Volume 16 • Issue 37 | February 13 - 19, 2004



An idea for Hoboken’s 9/11 victims

Two Downtown designers who have made their mark in Lower Manhattan are among the four finalists to design a memorial to the 57 Hoboken residents who died in the Sept. 11 attack.

The two designers, architect Frederic Schwartz and artist Brian Tolle, say their design, “Portraits of Hoboken,” pictured below, “frames two communities forever linked by the river that unites them: Hoboken and the skyline of Lower Manhattan.”

Schwartz, who lives and works near Canal St., designed the restoration of the Whitehall Ferry Terminal which will open later this year and was part of the team that designed Towers of Culture, the runner-up master plan for the redevelopment of the World Trade Center site. Tolle, a Village resident, designed the Irish Hunger Memorial, which overlooks the Hudson River in Battery Park City.

Their Hoboken design, a 45 by 100-foot rectangular-shaped memorial, would frame the view of the area where the Twin Towers once stood and where the site’s new buildings are expected to begin rising later this year. Visitors could enter the frame in Hoboken’s Pier A Park and walk up ramps covering the exact height of one of the W.T.C. towers. The names and ages of the 57 people who died would be engraved in the handrails.

Schwartz said the design would be visible in Lower Manhattan along the river and from commuter ferries which stop right near the park. It would stay open in the winter, but would have to close on particularly windy days, he said.

Pier A Park is the site where hundreds of people gathered on 9/11and will be the site of the memorial, expected to cost $500,000 and be funded through donations. Michael Estevez, a spokesperson for the Hoboken September 11th Memorial Fund (www.hoboken911.com), said some of the teams are still revising their designs and he would not discuss any of the other plans until they are unveiled the first week in March. He said individual designers are not forbidden to make their plans public, as Schwartz did. The seven-member memorial jury, which includes two people who have played active roles in Lower Manhattan planning, Ray Gastil, executive director of the Van Alen Institute and Ann Buttenwieser, an urban planner and veteran of city government, will pick a final design by the end of March.

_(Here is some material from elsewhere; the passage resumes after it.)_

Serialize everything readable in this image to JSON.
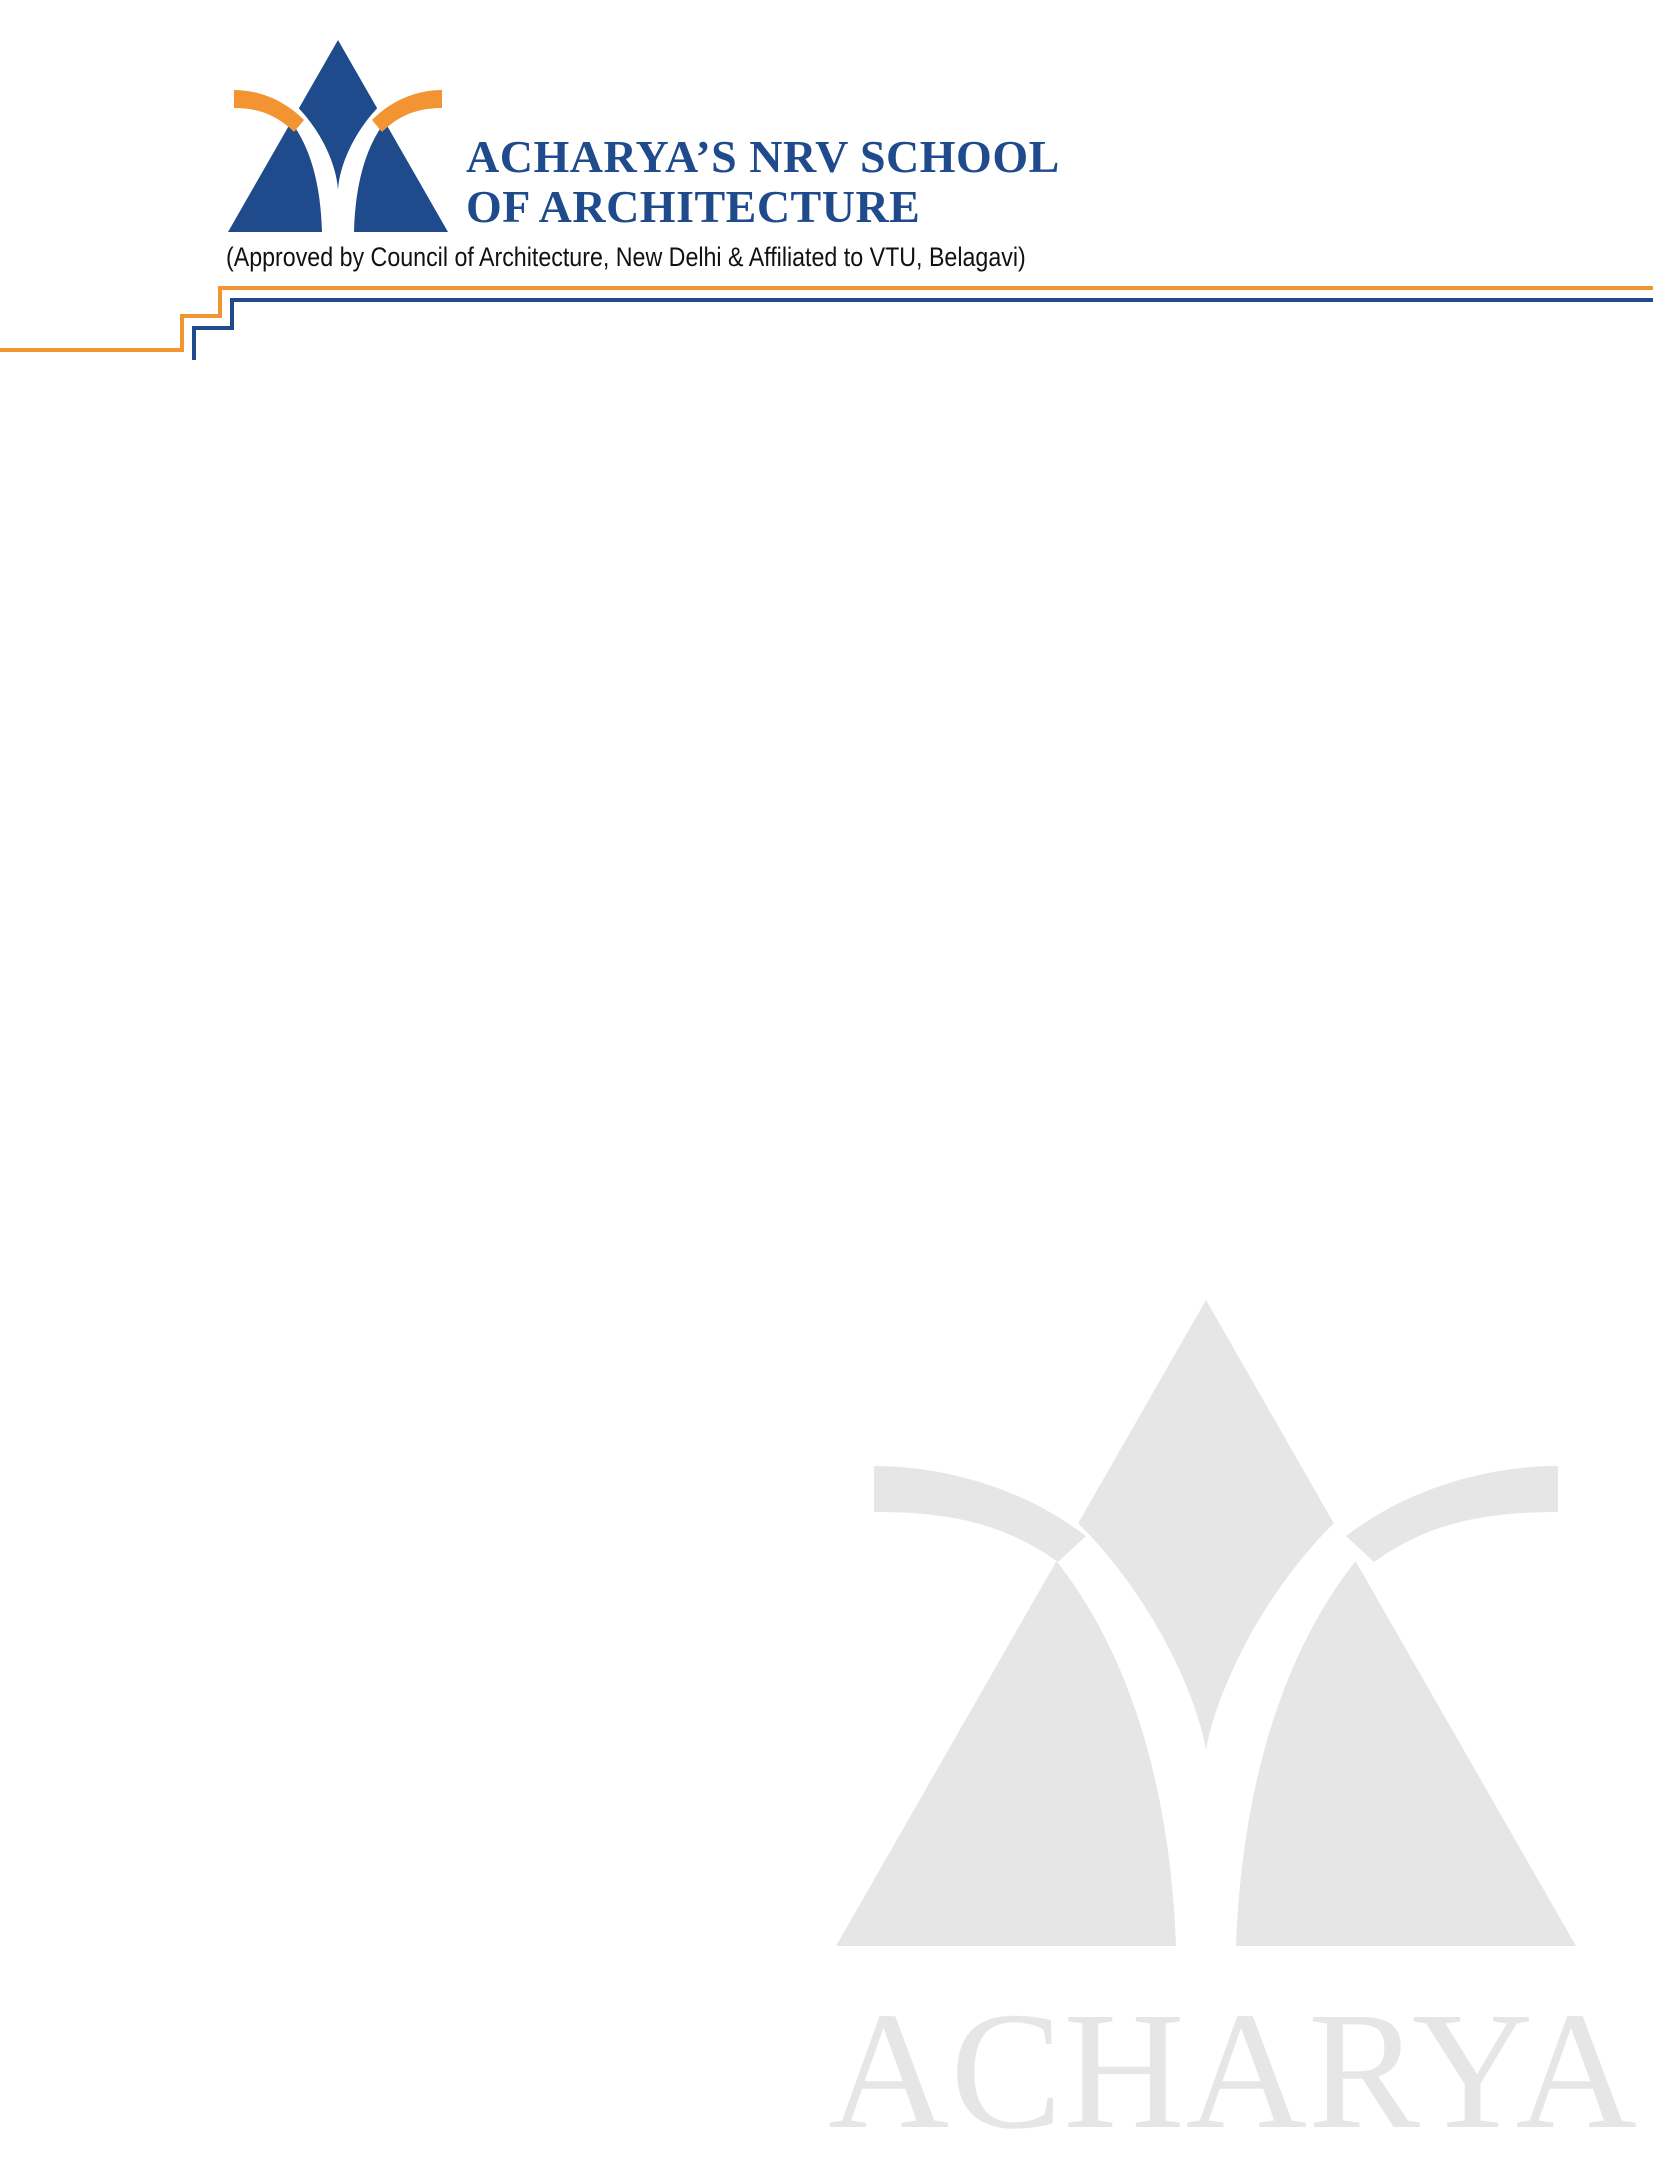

The other finalists are the FLOW Group, comprised of artist Janet Echelman, who has produced wind-activated sculptures, aeronautical engineer Peter Heppel, who worked on the Millennium Tower in Glasgow and has worked with NASA, and lighting designer Domingo Gonzalez, who worked on the N.Y.C. Police Memorial in Battery Park City and the George Washington Bridge; architect Ralph Lerner, who designed the Indira Gandhi National Centre for the Arts in New Delhi, and landscape architect Kate Orff, an assistant professor at Columbia University; and artist Krzystztof Wodiczko, known for his large-scale projections on public buildings and Julian Bonder.